Senin pukul 1 siang saatnya anak-anak masuk sekolah. Namun Satria, Rain, dan Cepi, duduk di lantai dua masjid, menyempatkan melihat pemukiman mereka yang kini rata dengan tanah.
Mereka berbagi keluhan pasca penggusuran. Satria mengatakan peralatan sekolahnya ikut tergusur.
“Kayak seragam nggak ada. Jadi kan semuanya tergusur, tergilas, sepatu nggak ada. Ya terganggu sekali. Buat tidur juga terganggu,” jelas Satria.
Sementara Rain kehilangan seluruh buku pelajarannya.
“Keganggunya ya.. baju nggak ada, celana nggak ada, sepatu gimana? Makan gimana?,” kisah Rain.
“Buku pelajaran tergusur,” tambah Rain.
Untuk sekolah, ketiga siswa SMP kelas 7 ini mengandalkan belas kasihan orang-orang, ujar Cepi.
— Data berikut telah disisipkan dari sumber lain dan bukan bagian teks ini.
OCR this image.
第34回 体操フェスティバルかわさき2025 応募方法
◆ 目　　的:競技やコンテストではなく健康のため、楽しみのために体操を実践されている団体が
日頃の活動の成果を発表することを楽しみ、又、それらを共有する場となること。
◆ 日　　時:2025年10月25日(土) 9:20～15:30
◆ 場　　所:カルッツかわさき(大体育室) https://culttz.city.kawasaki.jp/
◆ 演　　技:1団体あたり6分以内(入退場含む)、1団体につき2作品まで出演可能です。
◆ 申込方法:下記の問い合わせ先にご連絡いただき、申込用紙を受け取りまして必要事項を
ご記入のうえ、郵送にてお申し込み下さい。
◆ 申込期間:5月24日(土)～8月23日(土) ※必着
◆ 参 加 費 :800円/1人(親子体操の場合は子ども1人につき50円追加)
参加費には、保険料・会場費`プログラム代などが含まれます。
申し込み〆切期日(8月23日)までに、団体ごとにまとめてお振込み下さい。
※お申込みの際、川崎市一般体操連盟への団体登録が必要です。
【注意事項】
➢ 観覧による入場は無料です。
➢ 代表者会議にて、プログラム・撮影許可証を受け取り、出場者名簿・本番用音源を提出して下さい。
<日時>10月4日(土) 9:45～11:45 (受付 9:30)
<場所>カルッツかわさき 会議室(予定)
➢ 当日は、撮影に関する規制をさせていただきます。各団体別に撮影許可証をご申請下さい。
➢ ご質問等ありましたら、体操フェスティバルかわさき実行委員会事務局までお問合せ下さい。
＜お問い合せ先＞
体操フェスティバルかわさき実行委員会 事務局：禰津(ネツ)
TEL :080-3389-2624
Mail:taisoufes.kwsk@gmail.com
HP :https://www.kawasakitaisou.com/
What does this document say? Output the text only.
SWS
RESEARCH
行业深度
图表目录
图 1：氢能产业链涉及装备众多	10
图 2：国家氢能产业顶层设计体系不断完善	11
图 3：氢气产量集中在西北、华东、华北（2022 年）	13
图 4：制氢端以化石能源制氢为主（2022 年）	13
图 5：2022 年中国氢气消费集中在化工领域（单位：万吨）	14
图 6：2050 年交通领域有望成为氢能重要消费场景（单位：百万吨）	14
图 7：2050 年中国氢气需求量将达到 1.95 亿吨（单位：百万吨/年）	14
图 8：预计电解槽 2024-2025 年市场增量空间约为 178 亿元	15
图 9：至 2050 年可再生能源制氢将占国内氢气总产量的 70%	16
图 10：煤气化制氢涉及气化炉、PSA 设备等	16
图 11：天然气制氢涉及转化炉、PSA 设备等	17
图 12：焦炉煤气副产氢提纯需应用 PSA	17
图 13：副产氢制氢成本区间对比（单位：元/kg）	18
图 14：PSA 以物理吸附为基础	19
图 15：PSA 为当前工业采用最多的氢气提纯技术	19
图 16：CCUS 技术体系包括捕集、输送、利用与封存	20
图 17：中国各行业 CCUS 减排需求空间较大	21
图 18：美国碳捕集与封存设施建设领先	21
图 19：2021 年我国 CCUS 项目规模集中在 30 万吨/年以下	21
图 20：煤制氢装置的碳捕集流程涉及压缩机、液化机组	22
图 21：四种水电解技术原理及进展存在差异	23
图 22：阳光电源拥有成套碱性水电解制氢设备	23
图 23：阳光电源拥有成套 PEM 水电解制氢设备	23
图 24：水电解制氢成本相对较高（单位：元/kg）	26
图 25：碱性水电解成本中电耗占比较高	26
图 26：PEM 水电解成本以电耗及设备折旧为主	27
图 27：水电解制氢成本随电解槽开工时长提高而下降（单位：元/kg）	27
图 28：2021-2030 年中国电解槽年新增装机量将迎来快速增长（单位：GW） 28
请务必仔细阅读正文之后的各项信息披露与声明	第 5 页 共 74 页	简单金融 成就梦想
“Buku, baju, seragam, sepatu yang kayak gitu, nggak ada. Ikut hancur, ikut hilang. Sekarang mah cuma ngandelin donasi aja,” kisah Cepi.
Ketiganya adalah sebagian kecil dari 20-an anak Tamansari yang jadi korban penggusuran. Anak-anak ini ada yang siswa SMA, SMP, SD, bahkan balita.
Anak-anak bersama orang dewasa mengungsi di Masjid Al-Islam, satu-satunya bangunan tersisa di lingkungan mereka. Total ada 197 jiwa yang berbagi sesak.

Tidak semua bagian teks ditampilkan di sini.